Saturday 09 May 2009
Christmas 2010 will arrive early for the people of Easter Island: 11 July, to be precise. The residents of this Jersey-sized fragment peeking out from the South Pacific have the cosmological good fortune to lie astride the line of totality for next year's solar eclipse.
"Astronomical" describes both the phenomenon of the moon completely obscuring the sun for a few precious minutes, and the prices charged for witnessing what could be a profound experience.
Camping, as you know, is supposed to be newly cool – a thrifty way to continue to travel despite the economic gloom. Yet thrift is hardly the word to describe the offer from the adventure operator, Explore. The nine-day trip to Easter Island, including three nights' camping (plus three nights in hotels in mainland Chile), weighs in at £4,295. Once you have paid for your meals and a couple of celebratory drinks, call it £500 a day or £20 an hour.
Even at these prices, there are plenty of takers for the sun's disappearing trick: "We've had a waiting list for over a year," says Jason Beevis, Explore's product manager.
Reaching Easter Island is always tricky. The isle constitutes a good definition of the word "remote". The nearest land, 1,300 miles away, is Pitcairn Island – population a few dozen. The only flights to Easter Island are on the Chilean airline, LAN, from Santiago and Tahiti.
Whichever approach you choose, there is one certainty: the Boeing 767 will arrive with plenty of fuel aboard: if, for any reason, the island's Mataveri airport is closed, the nearest alternates are in mainland South America and French Polynesia, each a further five hours away.
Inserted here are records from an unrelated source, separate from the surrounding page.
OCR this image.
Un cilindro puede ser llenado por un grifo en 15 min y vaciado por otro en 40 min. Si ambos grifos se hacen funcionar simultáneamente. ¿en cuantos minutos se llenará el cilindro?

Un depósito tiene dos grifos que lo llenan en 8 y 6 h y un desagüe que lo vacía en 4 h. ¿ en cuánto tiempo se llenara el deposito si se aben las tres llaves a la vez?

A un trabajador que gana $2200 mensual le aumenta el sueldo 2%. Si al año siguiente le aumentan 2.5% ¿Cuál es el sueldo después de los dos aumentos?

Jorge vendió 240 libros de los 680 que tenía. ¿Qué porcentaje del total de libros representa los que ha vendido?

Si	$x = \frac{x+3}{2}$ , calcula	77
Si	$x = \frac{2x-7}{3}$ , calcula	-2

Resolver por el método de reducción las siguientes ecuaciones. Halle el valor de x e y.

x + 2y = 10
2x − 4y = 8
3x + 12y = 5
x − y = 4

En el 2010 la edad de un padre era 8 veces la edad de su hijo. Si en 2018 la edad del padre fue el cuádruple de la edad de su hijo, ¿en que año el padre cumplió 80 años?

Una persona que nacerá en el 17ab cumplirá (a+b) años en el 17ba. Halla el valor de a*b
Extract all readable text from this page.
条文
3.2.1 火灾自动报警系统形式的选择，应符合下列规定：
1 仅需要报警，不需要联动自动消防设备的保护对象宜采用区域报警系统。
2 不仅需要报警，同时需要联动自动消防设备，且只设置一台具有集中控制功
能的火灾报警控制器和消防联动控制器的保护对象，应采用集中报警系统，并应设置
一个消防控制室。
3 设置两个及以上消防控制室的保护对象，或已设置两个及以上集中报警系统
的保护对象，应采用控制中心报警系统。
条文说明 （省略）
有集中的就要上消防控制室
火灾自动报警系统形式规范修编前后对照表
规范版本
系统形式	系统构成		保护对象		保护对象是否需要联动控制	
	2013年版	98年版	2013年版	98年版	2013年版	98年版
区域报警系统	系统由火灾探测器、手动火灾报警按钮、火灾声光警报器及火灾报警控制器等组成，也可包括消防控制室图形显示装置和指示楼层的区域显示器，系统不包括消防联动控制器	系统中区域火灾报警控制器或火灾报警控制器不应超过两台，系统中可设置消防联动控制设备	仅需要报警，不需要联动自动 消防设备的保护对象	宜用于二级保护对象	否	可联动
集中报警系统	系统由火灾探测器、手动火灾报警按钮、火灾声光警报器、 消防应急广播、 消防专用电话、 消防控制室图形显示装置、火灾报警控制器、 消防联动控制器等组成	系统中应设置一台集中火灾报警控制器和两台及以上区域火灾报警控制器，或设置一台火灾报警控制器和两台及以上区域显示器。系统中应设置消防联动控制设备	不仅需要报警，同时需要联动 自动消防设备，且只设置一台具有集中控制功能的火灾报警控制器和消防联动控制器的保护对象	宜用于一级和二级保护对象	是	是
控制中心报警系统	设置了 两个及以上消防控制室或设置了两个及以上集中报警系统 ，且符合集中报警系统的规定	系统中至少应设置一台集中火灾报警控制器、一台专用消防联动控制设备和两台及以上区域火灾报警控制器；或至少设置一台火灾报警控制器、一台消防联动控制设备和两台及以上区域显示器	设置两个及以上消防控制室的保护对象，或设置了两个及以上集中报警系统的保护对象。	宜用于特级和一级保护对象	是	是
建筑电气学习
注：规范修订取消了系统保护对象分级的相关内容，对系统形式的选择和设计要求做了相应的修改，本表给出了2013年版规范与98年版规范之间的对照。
The rewards, though, are immense. You will know about the strange stone figures of Easter Island, their expressions as impassive as they are immobile. These moai, as they are called, have mysterious roots deep in the tangled community that lived on Easter Island in the 13th, 14th and 15th centuries. The prevailing wisdom is that these monumental sculptures were the artistic results of a power struggle among the five clans who jostled for control of the island.
While some of the human-like heads stand in neat rows, others are scattered randomly across the landscape, toppled during tribal fighting in the 18th century.
Less celebrated, but equally compelling, is the dramatic scenery of Easter Island. Rano Kau is a great gouge in the isle caused by a catastrophic eruption that tore through the Pacific Ocean; to perch on the lip of the crater, and peer down on the smouldering patchwork of water and rock is to feel on the edge of a disaster. Add in a pretty port, whose pastel fishing boats provide protein for the islanders, plus a sense of tranquility rare in South America, and Easter Island should be at the top of every travel wish-list.
Even when the heavens are not scheduled to lend a mystical dimension to the territory known officially as Isla Pascua, the lowest return ticket is around £1,200. I paid £2,000 for a round-the-world journey that included Easter Island.
Next July, fares will be far higher: "Flight costs alone are almost three times higher than normal," says Jason Beevis of Explore. Camping solves the problem that the island's limited supply of beds is already committed, as the islanders capitalise on their unique status.
The last eclipse I witnessed was 10 summers ago, when the line of totality swept over a corner of Cornwall – and the French port of Dieppe, where the Calder clan converged. At the appointed time, thick clouds rolled in. Disappointment was tempered by the excellent picnic my sisters provided, and the fact that the day-trip from Newhaven cost only £16. But according to Explore's rival eclipse chaser – confusingly named Explorers Tours – cloud is likely to spoil the view from Easter Island.
"We believe that the chance of decent weather on Easter Island is pretty poor, with a 60 per cent chance of cloud," says John Boughton, managing director of Explorers. "Tahiti offers by far the best chance of clear weather conditions along the eclipse path". (In contrast, Explore contends the chances of clear skies are the same in either location.)
Mr Boughton's company is chartering two aircraft to fly from Tahiti's main island (where the group will stay in a four-star hotel) to the French Polynesian atoll of Hao, which he claims offers better odds of success. A 10-night trip costs £3,999. Staying where, exactly? "We are in discussions with the mayor for an army barracks or a school. Worst case, we'll be camping."